God as Republican shows up again in Genesis 9, which begins with another restatement and amplification of the now-familiar "everything on Earth belongs to you humans, knock yourself out" speech (1-3). Immediately following this is an absolutely cut-and-dry mandate for the death penalty: whoever sheds the blood of man, by man shall his blood be shed, for in the image of God has God made man (9:6).

Family values are not addressed as such in this section -- although, wait 'til next week -- but there is a passing condemnation of humanity that is a bit stinging in its casualness: The Lord smelled the pleasing aroma (Mmmm! burnt sacrifice!) and said in his heart: "Never again will I curse the ground because of man, even though every inclination of his heart is evil from childhood. (9:21)" Ouch!

The Afterlife has been mentioned in these very key first nine chapters of the Bible.... not at all!

Details, Details....

The Noah story is really the first so far that is long enough to have any real narrative line. The most charming thing about it as a story is the wild inconsistancy of detail. In places, there is sudden abundance of precision -- the dimensions of the boat, the exact day of Noah's life on which it started raining, and the elaborate process of releasing birds to search for dry land. Of other areas that spark a readers interest -- what is is like to live on a boat for hundreds of days with only your immediate family and the Bronx Zoo for company? what did people do to deserve this, that we might avoid making the same mistakes in the future? was the rise in water level concomitant with sudden dramatic melting of the Antarctic and Greenland ice sheets? -- there is not a word.

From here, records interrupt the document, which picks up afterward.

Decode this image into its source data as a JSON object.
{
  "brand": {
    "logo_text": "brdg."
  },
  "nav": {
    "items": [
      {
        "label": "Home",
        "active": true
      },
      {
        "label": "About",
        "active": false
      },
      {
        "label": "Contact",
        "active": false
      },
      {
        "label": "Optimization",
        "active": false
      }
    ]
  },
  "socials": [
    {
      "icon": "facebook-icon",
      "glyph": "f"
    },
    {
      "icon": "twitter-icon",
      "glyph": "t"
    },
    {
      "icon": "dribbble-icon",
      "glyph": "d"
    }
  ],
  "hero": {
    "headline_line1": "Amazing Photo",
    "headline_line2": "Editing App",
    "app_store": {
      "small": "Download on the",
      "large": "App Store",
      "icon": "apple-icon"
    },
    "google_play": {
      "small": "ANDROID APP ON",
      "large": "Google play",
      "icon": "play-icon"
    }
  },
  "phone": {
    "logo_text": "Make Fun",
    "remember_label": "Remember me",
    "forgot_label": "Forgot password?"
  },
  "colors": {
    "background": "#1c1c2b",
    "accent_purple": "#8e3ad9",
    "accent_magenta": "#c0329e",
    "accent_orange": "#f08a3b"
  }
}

Then, there is a nice piece of poetry that ends Genesis 8 on a hopeful note. The floodwaters receding, God is pleased by Noah and his family, and decides that one destruction of the world is enough:

As long as the earth endures,seedtime and harvest,
cold and heat,summer and winter,day and nightwill never cease. (8:22)


NEXT: "The Tower of Babel," or, Nxhggl mnzzch gilllm ba fortiax!

Wednesday, August 23, 2006

Gen 4 - 5 -- After the Fall, Before the Flood

All right, let's get back into this Bible thing. I've been travelling a lot, which has really cut into progress here. My apologies.

Cain and Abel

Genesis 4 is all about Cain and Abel. This is another story that everybody knows in outline. You are even now thinking to yourself, "yeah, there's Cain, and he kills his brother, and God gets angry at him." And that's exactly right. The surprising thing -- the strange thing -- is that you've pretty much got the whole story right there. That's really all there is to the story.

As the chapter starts, Eve gives birth to Cain. "With the help of the Lord I have brought forth a man," she says, in a voice no doubt dripping with irony -- it has only been nine verses since God served notice that he was going to "greatly increase your pains in childbearing." Then Abel comes along, and soon the two brothers have pursued their separate career paths, Abel in ranching and Cain in farming.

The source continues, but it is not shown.